Dal toccante romanzo di André Aciman, Guadagnino e la sua squadra sono riusciti a creare un’opera entusiasmante nella sua apparente banalità.
Un amore estivo si trasforma nella parabola prima ascendente e poi discendente di Elio, un ragazzo borghese franco-americano che trascorre le vacanze estive dell’83 nel nord Italia con la famiglia. Il padre, che di lavoro fa il professore di archeologia, ogni anno ospita nella tenuta estiva un suo studente che sta scrivendo la tesi di dottorato, e nell’estate che racconta il film lo studente scelto sarà Oliver.

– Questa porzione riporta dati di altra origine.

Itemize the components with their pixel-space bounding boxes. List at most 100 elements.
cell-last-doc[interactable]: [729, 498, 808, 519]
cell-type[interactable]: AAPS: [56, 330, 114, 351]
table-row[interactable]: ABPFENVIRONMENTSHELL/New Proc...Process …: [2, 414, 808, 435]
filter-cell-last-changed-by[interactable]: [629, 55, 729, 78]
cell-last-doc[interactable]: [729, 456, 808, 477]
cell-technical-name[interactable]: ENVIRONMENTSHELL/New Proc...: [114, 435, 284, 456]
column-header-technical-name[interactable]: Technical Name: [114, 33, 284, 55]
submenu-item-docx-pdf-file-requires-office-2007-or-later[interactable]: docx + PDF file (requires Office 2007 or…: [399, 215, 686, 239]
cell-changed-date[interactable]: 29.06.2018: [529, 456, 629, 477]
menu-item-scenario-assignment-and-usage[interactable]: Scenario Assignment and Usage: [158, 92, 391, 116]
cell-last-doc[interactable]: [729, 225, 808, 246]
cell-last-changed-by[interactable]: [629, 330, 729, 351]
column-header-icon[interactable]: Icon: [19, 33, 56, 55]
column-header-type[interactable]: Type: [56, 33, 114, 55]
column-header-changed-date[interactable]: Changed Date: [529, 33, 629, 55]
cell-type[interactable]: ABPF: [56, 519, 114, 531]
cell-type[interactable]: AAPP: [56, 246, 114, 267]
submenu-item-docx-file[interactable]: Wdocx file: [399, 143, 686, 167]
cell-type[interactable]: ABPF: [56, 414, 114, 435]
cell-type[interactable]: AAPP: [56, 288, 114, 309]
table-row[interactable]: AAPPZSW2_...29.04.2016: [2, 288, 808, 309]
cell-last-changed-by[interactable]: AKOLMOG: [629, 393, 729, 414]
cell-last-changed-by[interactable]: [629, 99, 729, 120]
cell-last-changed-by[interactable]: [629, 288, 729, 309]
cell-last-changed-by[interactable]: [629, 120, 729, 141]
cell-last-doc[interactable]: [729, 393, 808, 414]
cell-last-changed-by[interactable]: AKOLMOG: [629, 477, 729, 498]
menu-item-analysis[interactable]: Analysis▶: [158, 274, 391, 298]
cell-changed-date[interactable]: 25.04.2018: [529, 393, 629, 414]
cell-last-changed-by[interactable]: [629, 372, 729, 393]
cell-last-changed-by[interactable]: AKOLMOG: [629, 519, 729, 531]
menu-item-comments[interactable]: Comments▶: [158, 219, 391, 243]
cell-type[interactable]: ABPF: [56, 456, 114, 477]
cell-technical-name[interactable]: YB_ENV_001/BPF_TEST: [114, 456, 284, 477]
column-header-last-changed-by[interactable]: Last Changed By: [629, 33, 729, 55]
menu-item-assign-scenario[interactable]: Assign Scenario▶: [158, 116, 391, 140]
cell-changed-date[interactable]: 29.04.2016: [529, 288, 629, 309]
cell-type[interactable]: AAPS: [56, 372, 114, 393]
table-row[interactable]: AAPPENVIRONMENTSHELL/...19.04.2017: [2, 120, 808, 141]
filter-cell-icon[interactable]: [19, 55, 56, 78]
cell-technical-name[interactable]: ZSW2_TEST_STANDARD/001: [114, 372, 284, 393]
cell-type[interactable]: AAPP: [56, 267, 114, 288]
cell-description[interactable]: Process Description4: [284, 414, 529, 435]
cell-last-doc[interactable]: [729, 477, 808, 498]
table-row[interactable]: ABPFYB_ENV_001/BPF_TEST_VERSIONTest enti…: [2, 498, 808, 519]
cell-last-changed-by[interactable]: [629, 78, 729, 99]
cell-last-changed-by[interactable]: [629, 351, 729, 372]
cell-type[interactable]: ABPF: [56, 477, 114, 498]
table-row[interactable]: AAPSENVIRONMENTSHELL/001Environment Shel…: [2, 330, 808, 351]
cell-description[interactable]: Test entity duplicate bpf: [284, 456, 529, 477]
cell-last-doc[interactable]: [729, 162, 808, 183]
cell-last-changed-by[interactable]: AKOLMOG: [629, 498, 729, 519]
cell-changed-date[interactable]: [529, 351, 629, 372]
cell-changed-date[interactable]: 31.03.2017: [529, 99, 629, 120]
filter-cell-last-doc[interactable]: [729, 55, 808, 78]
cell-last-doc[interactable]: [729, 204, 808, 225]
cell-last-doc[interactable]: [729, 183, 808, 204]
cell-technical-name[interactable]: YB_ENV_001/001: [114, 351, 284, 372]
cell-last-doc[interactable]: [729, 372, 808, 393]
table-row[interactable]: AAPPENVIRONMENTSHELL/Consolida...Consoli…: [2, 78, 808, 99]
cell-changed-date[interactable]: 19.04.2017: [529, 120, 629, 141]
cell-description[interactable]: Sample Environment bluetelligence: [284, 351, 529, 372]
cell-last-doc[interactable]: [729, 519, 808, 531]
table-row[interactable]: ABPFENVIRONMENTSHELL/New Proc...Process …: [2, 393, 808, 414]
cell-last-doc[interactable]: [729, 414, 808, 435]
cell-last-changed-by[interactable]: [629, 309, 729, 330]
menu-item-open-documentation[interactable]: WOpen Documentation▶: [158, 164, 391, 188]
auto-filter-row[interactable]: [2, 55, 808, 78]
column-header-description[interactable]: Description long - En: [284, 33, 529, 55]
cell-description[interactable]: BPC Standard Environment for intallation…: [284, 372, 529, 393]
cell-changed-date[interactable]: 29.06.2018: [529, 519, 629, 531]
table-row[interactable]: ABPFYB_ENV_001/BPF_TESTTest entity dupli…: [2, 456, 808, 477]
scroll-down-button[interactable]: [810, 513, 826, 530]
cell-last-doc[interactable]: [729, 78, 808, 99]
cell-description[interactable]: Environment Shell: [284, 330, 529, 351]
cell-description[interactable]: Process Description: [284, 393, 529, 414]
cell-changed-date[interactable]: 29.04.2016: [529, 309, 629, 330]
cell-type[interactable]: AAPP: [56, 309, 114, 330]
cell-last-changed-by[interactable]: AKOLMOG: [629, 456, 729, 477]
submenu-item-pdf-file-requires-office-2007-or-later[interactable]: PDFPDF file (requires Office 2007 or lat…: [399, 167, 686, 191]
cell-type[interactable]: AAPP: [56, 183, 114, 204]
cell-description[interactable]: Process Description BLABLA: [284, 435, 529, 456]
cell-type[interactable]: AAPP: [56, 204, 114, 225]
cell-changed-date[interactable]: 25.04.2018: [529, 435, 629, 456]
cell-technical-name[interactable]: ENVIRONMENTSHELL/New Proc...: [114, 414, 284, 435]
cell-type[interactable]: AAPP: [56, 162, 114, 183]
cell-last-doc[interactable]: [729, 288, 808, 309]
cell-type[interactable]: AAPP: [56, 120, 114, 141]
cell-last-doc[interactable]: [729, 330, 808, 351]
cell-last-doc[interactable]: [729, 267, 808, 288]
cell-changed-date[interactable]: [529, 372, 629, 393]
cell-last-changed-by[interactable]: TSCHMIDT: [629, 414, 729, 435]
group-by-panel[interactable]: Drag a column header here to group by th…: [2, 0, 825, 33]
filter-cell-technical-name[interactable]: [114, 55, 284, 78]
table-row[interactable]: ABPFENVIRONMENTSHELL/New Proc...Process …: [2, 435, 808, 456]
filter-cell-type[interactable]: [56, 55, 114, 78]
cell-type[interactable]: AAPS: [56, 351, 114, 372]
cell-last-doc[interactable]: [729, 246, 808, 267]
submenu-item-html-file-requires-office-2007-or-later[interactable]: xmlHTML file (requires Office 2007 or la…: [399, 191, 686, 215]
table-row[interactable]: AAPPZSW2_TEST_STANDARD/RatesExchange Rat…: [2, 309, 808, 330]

Elio e Oliver si innamoreranno nel corso delle sei settimane in cui il carismatico dottorando americano sarà ospite in casa del riflessivo ragazzo protagonista.
Tra i meravigliosi sfondi delle campagne che circondano Crema, si consumerà velocemente e passionalmente un amore da un lato molto profondo, dall’altro davvero immaturo, come del resto Elio, che sta scoprendo per la prima volta una sessualità nuova, un’attrazione (a tratti fatale) per un uomo più grande di lui, più esperto, di certo consapevole che un mese e mezzo non è una vita intera.
La delicatezza con cui il regista racconta l’amore di questi due ragazzi è maledettamente realistica, onesta e a tratti forse già vista.
Narrativamente parlando, il film di Guadagnino è assai scarno e anche, se vogliamo, simile ad altri film che si delineano come dramma romantico, ma grazie alla personale estetica riportata ad una situazione abbastanza scontata, il regista riesce a restituire un’opera d’arte.
Attraverso un montaggio non particolarmente arzigogolato o frenetico, inquadrature d’impatto e scenografie veriste, il cineasta fa immergere gli spettatori in una natura benigna, non eccessivamente antropica e che si fa metafora di un amore all’inizio goffo, alla fine disperato.
Tutto questo viene poi magistralmente condito da una colonna sonora struggente e perfetta per la pellicola. Le canzoni presenti nella compilation che arricchisce le scene del film sono differenti tra loro, ma comunque tutte estremamente adatte e posizionate sempre al posto giusto. Troviamo brani capolavoro come “J’adore Venise” della Bertè, o “Radio Varsavia” del maestro Battiato, e poi tre brani di quello che si può chiamare “protagonista delle musiche del film”: l’illuminato cantautore Sufjan Stevens.
Ringrazio con il cuore quest’uomo per aver composto, suonato e cantato i tre inediti brani iconici del film e poi, successivamente, anche della mia vita: “Mistery of love”, “Visions of Gideon”, e la versione al pianoforte di “Futile Devices”.
Spenta la tv dopo aver visto “Chiamami col tuo nome”, mi trovo ogni volta di fronte ad un’opera che non chiamerei perfetta in sé, ma perfetta per chi ha vissuto o desidera vivere un amore travolgente e disperato (ricordo quel pugno in bocca che sono i titoli di coda), un amore classico e che le persone un po’ tristi chiamano noioso o scontato, anche trovandosi davanti alla cosa più magica che possono creare due giovani cuori insieme.
Come si dicono Oliver ed Elio durante il film: “Chiamami col tuo nome e io ti chiamerò col mio”, uno scambio di chi sei tu e chi sono io nell’unicum di un amore smielato (e per questo, in questo caso, davvero reale).
Guadagnino, come si ripete spasmodicamente tra amici (e nemici): “O lo ami o lo odi!”. Io ho scelto di amarlo, non affidandomi ad una cieca idolatria retorica, ma abbracciando la sua visione con consapevolezza. I suoi film mi fanno immedesimare in realtà nuove o anche già viste, sempre con un’estetica ineccepibile e una sensibilità audace e profonda.